Adie syndrome is characterized by one eye with a pupil that is larger than normal that constricts slowly in bright light (tonic pupil), along with the absence of deep tendon reflexes, usually in the Achilles tendon. It typically begins gradually in one eye, and often progresses to involve the other eye. At first, it may only cause the loss of deep tendon reflexes on one side of the body, but then progress to the other side. The eye and reflex symptoms may not appear at the same time. People with Adie syndrome may also sweat excessively, sometimes only on one side of the body. The combination of these 3 symptoms – abnormal pupil size, loss of deep tendon reflexes, and excessive sweating – is usually called Ross's syndrome, although some doctors will still diagnosis the condition as a variant of Adie syndrome. Some individuals will also have cardiovascular abnormalities. The symptoms of Adie syndrome can appear on their own, or in association with other diseases of the nervous system, such as Sjogren's syndrome or migraine.

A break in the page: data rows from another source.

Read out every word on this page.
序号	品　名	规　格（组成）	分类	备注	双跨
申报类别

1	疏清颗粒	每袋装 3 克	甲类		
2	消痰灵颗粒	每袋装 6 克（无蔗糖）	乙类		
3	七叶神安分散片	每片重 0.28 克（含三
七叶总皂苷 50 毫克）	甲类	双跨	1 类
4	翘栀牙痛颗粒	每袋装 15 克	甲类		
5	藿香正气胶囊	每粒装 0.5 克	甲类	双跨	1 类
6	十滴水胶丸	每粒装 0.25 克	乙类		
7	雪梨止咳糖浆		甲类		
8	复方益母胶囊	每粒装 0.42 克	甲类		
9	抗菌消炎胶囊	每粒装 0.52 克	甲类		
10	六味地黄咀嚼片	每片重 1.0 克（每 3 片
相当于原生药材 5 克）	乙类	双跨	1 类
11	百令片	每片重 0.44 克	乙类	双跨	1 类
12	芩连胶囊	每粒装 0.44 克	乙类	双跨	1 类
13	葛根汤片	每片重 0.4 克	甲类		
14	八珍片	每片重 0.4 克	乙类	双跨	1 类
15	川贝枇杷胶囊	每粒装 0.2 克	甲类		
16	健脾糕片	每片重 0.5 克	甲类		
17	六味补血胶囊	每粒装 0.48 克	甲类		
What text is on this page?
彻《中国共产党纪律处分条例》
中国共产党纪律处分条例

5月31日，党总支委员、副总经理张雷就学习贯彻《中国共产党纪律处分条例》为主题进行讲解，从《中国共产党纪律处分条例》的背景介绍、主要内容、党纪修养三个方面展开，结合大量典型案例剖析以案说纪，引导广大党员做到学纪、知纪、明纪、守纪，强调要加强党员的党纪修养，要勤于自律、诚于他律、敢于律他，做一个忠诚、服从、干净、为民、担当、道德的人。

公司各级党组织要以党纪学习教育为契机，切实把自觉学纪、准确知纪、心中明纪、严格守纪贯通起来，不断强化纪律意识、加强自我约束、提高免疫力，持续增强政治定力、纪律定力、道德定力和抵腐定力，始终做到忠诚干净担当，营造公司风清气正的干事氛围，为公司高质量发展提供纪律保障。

Adie syndrome is thought to be the result of a viral or bacterial infection that causes inflammation and damage to neurons in the ciliary ganglion, an area of the brain that controls eye movements, and the spinal ganglion, an area of the brain involved in the response of the autonomic nervous system. In rare cases, Adie syndrome may be inherited. In these cases, it appears to follow an autosomal dominant pattern of inheritance.

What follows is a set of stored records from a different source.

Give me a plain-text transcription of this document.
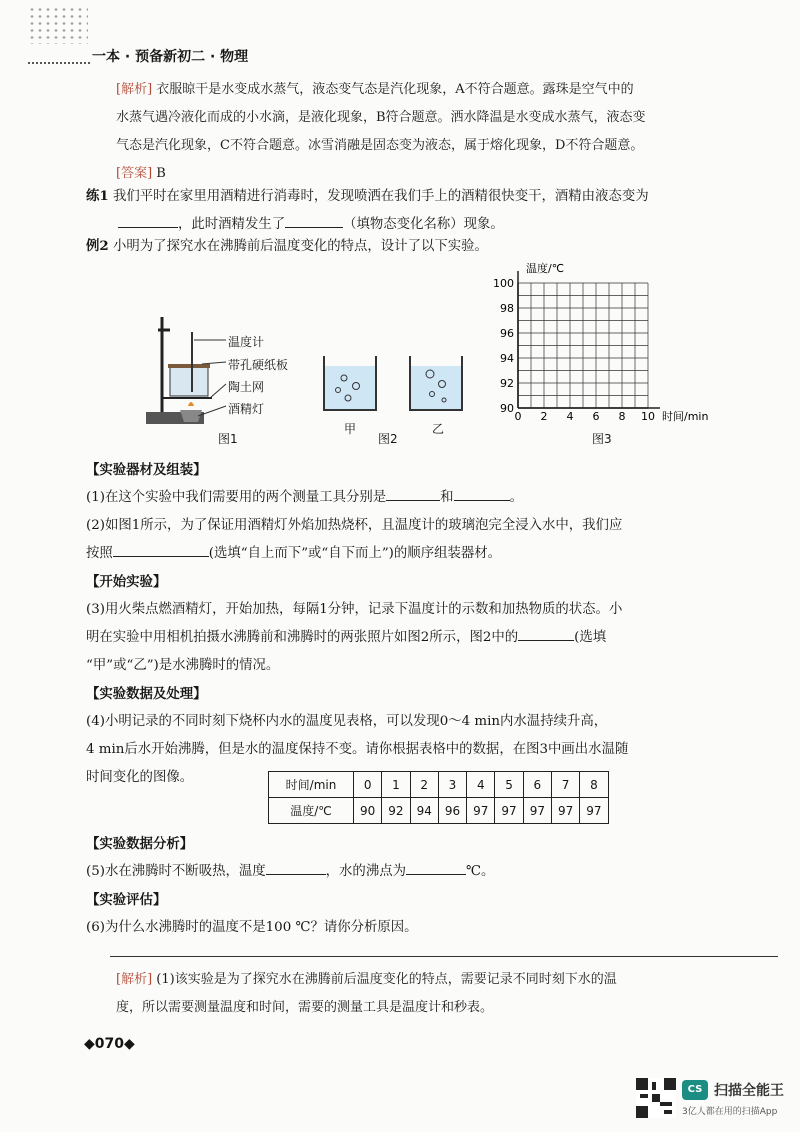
一本 · 预备新初二 · 物理
[解析] 衣服晾干是水变成水蒸气，液态变气态是汽化现象，A不符合题意。露珠是空气中的
水蒸气遇冷液化而成的小水滴，是液化现象，B符合题意。洒水降温是水变成水蒸气，液态变
气态是汽化现象，C不符合题意。冰雪消融是固态变为液态，属于熔化现象，D不符合题意。
[答案] B
练1 我们平时在家里用酒精进行消毒时，发现喷洒在我们手上的酒精很快变干，酒精由液态变为
，此时酒精发生了	（填物态变化名称）现象。
例2 小明为了探究水在沸腾前后温度变化的特点，设计了以下实验。
温度计
带孔硬纸板
陶土网
酒精灯
图1
甲
图2
乙
100
98
96
94
92
90
0 2 4 6 8 10
温度/℃
时间/min
图3
【实验器材及组装】
(1)在这个实验中我们需要用的两个测量工具分别是	和	。
(2)如图1所示，为了保证用酒精灯外焰加热烧杯，且温度计的玻璃泡完全浸入水中，我们应
按照	(选填“自上而下”或“自下而上”)的顺序组装器材。
【开始实验】
(3)用火柴点燃酒精灯，开始加热，每隔1分钟，记录下温度计的示数和加热物质的状态。小
明在实验中用相机拍摄水沸腾前和沸腾时的两张照片如图2所示，图2中的	(选填
“甲”或“乙”)是水沸腾时的情况。
【实验数据及处理】
(4)小明记录的不同时刻下烧杯内水的温度见表格，可以发现0～4 min内水温持续升高，
4 min后水开始沸腾，但是水的温度保持不变。请你根据表格中的数据，在图3中画出水温随
时间变化的图像。	时间/min	0	1	2	3	4	5	6	7	8
温度/℃	90	92	94	96	97	97	97	97	97
【实验数据分析】
(5)水在沸腾时不断吸热，温度	，水的沸点为	℃。
【实验评估】
(6)为什么水沸腾时的温度不是100 ℃？请你分析原因。
[解析] (1)该实验是为了探究水在沸腾前后温度变化的特点，需要记录不同时刻下水的温
度，所以需要测量温度和时间，需要的测量工具是温度计和秒表。
◆070◆
CS 扫描全能王
3亿人都在用的扫描App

Clinical exam may reveal sectoral paresis of the iris sphincter and/or vermiform iris movements. The tonic pupil may become smaller (miotic) over time which is referred to as "little old Adie's". Testing with low dose (1/8%) pilocarpine may constrict the tonic pupil due to cholinergic denervation supersensitivity. A normal pupil will not constrict with the dilute dose of pilocarpine.CT scans and MRI scans may be useful in the diagnostic testing of focal hypoactive reflexes.
Adie's syndrome is not life threatening or disabling. As such, there is no mortality rate relating to the condition, however loss of deep tendon reflexes is permanent and may progress over time.
The usual treatment of a standardised Adie syndrome is to prescribe reading glasses to correct for impairment of the eye(s).Pilocarpine drops may be administered as a treatment as well as a diagnostic measure, and should be applied three times daily. Thoracic sympathectomy is the definitive treatment of diaphoresis, if the condition is not treatable by drug therapy.